153        * Additionally, any header starting with Sec- is
154        * disallowed.
155        *
156        * The following headers are allowed for historical reasons:
157        *
158        * Accept-Charset, Accept-Encoding, Cookie, Cookie2, Date,
159        * Referer, TE, User-Agent, headers beginning with Proxy-.
160        *
161        * The following headers are allowed in a limited form:
162        *
163        * Connection: close
164        *
165        * See http://www.w3.org/TR/XMLHttpRequest2.
166        */
167       private static final boolean allowRestrictedHeaders;
168       private static final Set<String> restrictedHeaderSet;
169       private static final String[] restrictedHeaders = {
170           /* Restricted by XMLHttpRequest2 */
171           //"Accept-Charset",
172           //"Accept-Encoding",
173           "Access-Control-Request-Headers",
174           "Access-Control-Request-Method",
175           "Connection", /* close is allowed */
176           "Content-Length",
177           //"Cookie",
178           //"Cookie2",
179           "Content-Transfer-Encoding",
180           //"Date",
181           //"Expect",
182           "Host",
183           "Keep-Alive",
184           "Origin",
185           // "Referer",
186           // "TE",
187           "Trailer",
188           "Transfer-Encoding",
189           "Upgrade",
190           //"User-Agent",
191           "Via"
192       };

So, setting Content-Length will be silently ignored.

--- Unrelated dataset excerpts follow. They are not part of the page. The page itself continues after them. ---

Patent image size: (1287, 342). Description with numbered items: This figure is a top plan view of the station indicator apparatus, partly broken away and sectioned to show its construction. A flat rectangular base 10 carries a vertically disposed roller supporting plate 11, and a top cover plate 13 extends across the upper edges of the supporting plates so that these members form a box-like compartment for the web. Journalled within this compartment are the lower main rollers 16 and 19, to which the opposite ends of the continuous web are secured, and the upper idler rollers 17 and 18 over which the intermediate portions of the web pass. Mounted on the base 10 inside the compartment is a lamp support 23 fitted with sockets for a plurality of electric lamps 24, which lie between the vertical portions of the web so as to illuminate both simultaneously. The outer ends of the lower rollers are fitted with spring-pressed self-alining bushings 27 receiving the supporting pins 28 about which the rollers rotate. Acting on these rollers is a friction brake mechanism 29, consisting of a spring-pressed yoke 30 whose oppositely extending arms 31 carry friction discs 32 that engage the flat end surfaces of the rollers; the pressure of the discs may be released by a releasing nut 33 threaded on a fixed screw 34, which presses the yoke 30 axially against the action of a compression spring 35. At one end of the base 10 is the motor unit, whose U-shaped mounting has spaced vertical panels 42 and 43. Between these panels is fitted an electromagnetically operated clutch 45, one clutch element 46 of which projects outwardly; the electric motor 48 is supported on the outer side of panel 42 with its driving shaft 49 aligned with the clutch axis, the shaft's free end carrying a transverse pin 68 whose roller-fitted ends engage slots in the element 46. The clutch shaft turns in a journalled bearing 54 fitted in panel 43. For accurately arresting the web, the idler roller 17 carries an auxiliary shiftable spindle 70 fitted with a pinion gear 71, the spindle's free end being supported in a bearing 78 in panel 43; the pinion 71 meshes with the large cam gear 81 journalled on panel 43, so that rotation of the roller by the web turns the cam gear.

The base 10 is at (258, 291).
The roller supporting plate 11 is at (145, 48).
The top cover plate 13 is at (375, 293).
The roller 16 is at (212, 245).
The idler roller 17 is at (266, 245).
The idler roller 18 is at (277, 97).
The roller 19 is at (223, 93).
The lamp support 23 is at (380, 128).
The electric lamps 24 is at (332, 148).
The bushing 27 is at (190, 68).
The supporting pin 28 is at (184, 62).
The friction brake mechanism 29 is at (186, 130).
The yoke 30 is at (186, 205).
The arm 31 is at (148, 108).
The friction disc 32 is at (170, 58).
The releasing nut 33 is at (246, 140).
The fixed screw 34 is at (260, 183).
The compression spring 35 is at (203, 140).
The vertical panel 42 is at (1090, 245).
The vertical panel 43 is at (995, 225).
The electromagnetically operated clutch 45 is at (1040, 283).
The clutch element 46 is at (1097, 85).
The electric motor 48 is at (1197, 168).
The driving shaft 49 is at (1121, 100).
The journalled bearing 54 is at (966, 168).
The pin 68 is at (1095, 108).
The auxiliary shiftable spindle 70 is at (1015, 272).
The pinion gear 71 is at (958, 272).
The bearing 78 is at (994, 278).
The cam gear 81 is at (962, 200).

Authorization is blocked from being returned for security purposes:

249       // the following http request headers should NOT have their values
250       // returned for security reasons.
251       private static final String[] EXCLUDE_HEADERS = {
252               "Proxy-Authorization",
253               "Authorization"
254       };
255   
256       // also exclude system cookies when any might be set
257       private static final String[] EXCLUDE_HEADERS2= {
258               "Proxy-Authorization",
259               "Authorization",
260               "Cookie",
261               "Cookie2"
262       };

So even if you set the authorization header, you won't get it back when you query the headers.

Answer 2

The content length is set automatically. You can't set it yourself directly. You can however pass the correct length when setting fixed length streaming mode.